Friday, March 15, 2013
Answering Anti-Mormon Stuff - The Trinity
As I stated last time only the Standard Works are Scripture to us. None of these quotes of past GAs in the church are anything more than their personal opinion, and have not been sustained by the church membership as revelations from God. Note the following from a church President, made when he was the church President.

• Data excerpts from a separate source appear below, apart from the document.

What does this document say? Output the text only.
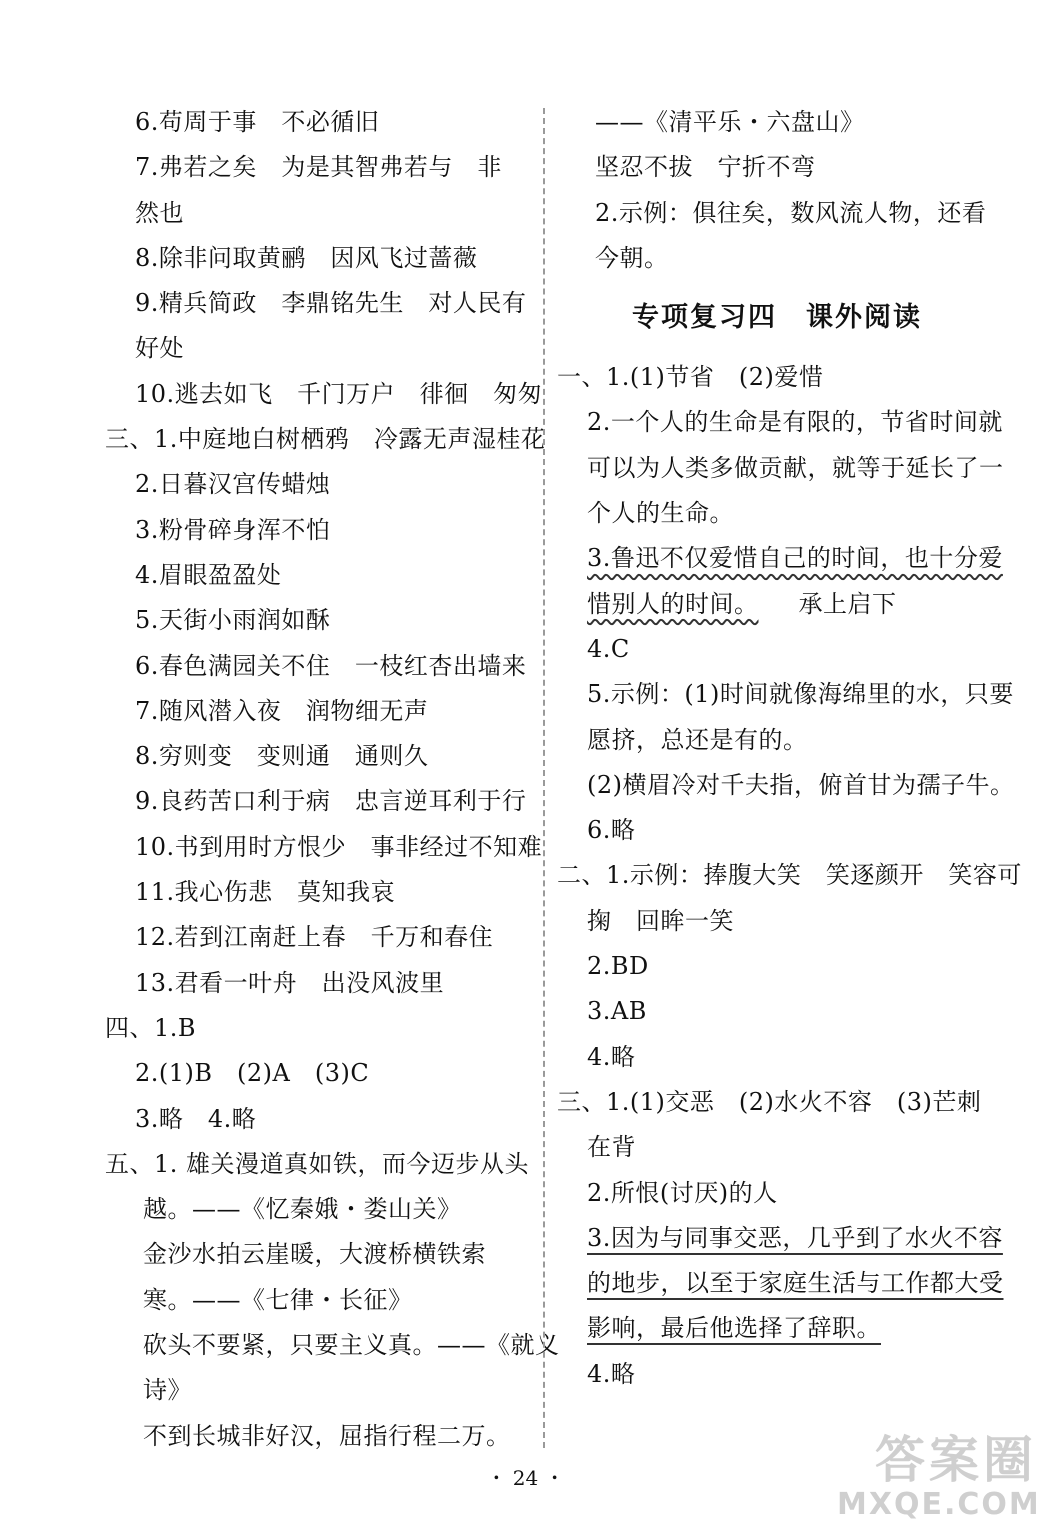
6.苟周于事　不必循旧
7.弗若之矣　为是其智弗若与　非
然也
8.除非问取黄鹂　因风飞过蔷薇
9.精兵简政　李鼎铭先生　对人民有
好处
10.逃去如飞　千门万户　徘徊　匆匆
三、1.中庭地白树栖鸦　冷露无声湿桂花
2.日暮汉宫传蜡烛
3.粉骨碎身浑不怕
4.眉眼盈盈处
5.天街小雨润如酥
6.春色满园关不住　一枝红杏出墙来
7.随风潜入夜　润物细无声
8.穷则变　变则通　通则久
9.良药苦口利于病　忠言逆耳利于行
10.书到用时方恨少　事非经过不知难
11.我心伤悲　莫知我哀
12.若到江南赶上春　千万和春住
13.君看一叶舟　出没风波里
四、1.B
2.(1)B　(2)A　(3)C
3.略　4.略
五、1. 雄关漫道真如铁，而今迈步从头
越。——《忆秦娥・娄山关》
金沙水拍云崖暖，大渡桥横铁索
寒。——《七律・长征》
砍头不要紧，只要主义真。——《就义
诗》
不到长城非好汉，屈指行程二万。
——《清平乐・六盘山》
坚忍不拔　宁折不弯
2.示例：俱往矣，数风流人物，还看
今朝。
专项复习四　课外阅读
一、1.(1)节省　(2)爱惜
2.一个人的生命是有限的，节省时间就
可以为人类多做贡献，就等于延长了一
个人的生命。
3.鲁迅不仅爱惜自己的时间，也十分爱
惜别人的时间。 承上启下
4.C
5.示例：(1)时间就像海绵里的水，只要
愿挤，总还是有的。
(2)横眉冷对千夫指，俯首甘为孺子牛。
6.略
二、1.示例：捧腹大笑　笑逐颜开　笑容可
掬　回眸一笑
2.BD
3.AB
4.略
三、1.(1)交恶　(2)水火不容　(3)芒刺
在背
2.所恨(讨厌)的人
3.因为与同事交恶，几乎到了水火不容
的地步，以至于家庭生活与工作都大受
影响，最后他选择了辞职。
4.略
・ 24 ・	答案圈
MXQE.COM
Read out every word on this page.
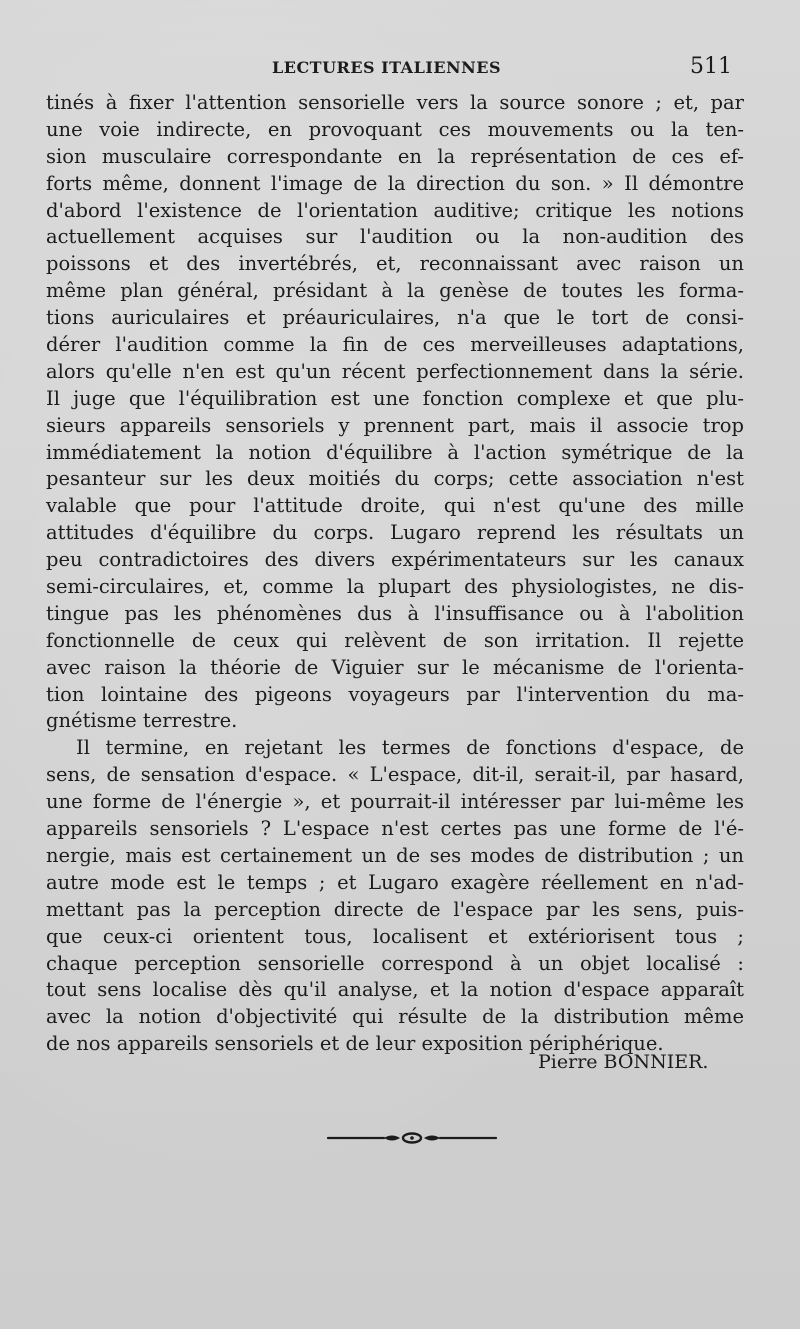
LECTURES ITALIENNES	511
tinés à fixer l'attention sensorielle vers la source sonore ; et, par
une voie indirecte, en provoquant ces mouvements ou la ten-
sion musculaire correspondante en la représentation de ces ef-
forts même, donnent l'image de la direction du son. » Il démontre
d'abord l'existence de l'orientation auditive; critique les notions
actuellement acquises sur l'audition ou la non-audition des
poissons et des invertébrés, et, reconnaissant avec raison un
même plan général, présidant à la genèse de toutes les forma-
tions auriculaires et préauriculaires, n'a que le tort de consi-
dérer l'audition comme la fin de ces merveilleuses adaptations,
alors qu'elle n'en est qu'un récent perfectionnement dans la série.
Il juge que l'équilibration est une fonction complexe et que plu-
sieurs appareils sensoriels y prennent part, mais il associe trop
immédiatement la notion d'équilibre à l'action symétrique de la
pesanteur sur les deux moitiés du corps; cette association n'est
valable que pour l'attitude droite, qui n'est qu'une des mille
attitudes d'équilibre du corps. Lugaro reprend les résultats un
peu contradictoires des divers expérimentateurs sur les canaux
semi-circulaires, et, comme la plupart des physiologistes, ne dis-
tingue pas les phénomènes dus à l'insuffisance ou à l'abolition
fonctionnelle de ceux qui relèvent de son irritation. Il rejette
avec raison la théorie de Viguier sur le mécanisme de l'orienta-
tion lointaine des pigeons voyageurs par l'intervention du ma-
gnétisme terrestre.
Il termine, en rejetant les termes de fonctions d'espace, de
sens, de sensation d'espace. « L'espace, dit-il, serait-il, par hasard,
une forme de l'énergie », et pourrait-il intéresser par lui-même les
appareils sensoriels ? L'espace n'est certes pas une forme de l'é-
nergie, mais est certainement un de ses modes de distribution ; un
autre mode est le temps ; et Lugaro exagère réellement en n'ad-
mettant pas la perception directe de l'espace par les sens, puis-
que ceux-ci orientent tous, localisent et extériorisent tous ;
chaque perception sensorielle correspond à un objet localisé :
tout sens localise dès qu'il analyse, et la notion d'espace apparaît
avec la notion d'objectivité qui résulte de la distribution même
de nos appareils sensoriels et de leur exposition périphérique.
Pierre BONNIER.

President Harold B. Lee in a European area conference:
"If anyone, regardless of his position in the Church, were to advance a doctrine that is not substantiated by the standard Church works, meaning the Bible, the Book of Mormon, the Doctrine and Covenants, and the Pearl of Great Price, you may know that his statement is merely his private opinion. The only one authorized to bring forth any new doctrine is the President of the Church, who, when he does, will declare it as revelation from God, and it will be so accepted by the Council of the Twelve and sustained by the body of the Church. And if any man speak a doctrine which contradicts what is in the standard Church works, you may know by that same token that it is false and you are not bound to accept it as truth." The First Area General Conference for Germany, Austria, Holland, Italy, Switzerland, France, Belgium, and Spain of the Church of Jesus Christ of Latter-day Saints, held in Munich Germany, August 24-26, 1973, with Reports and Discourses, 69.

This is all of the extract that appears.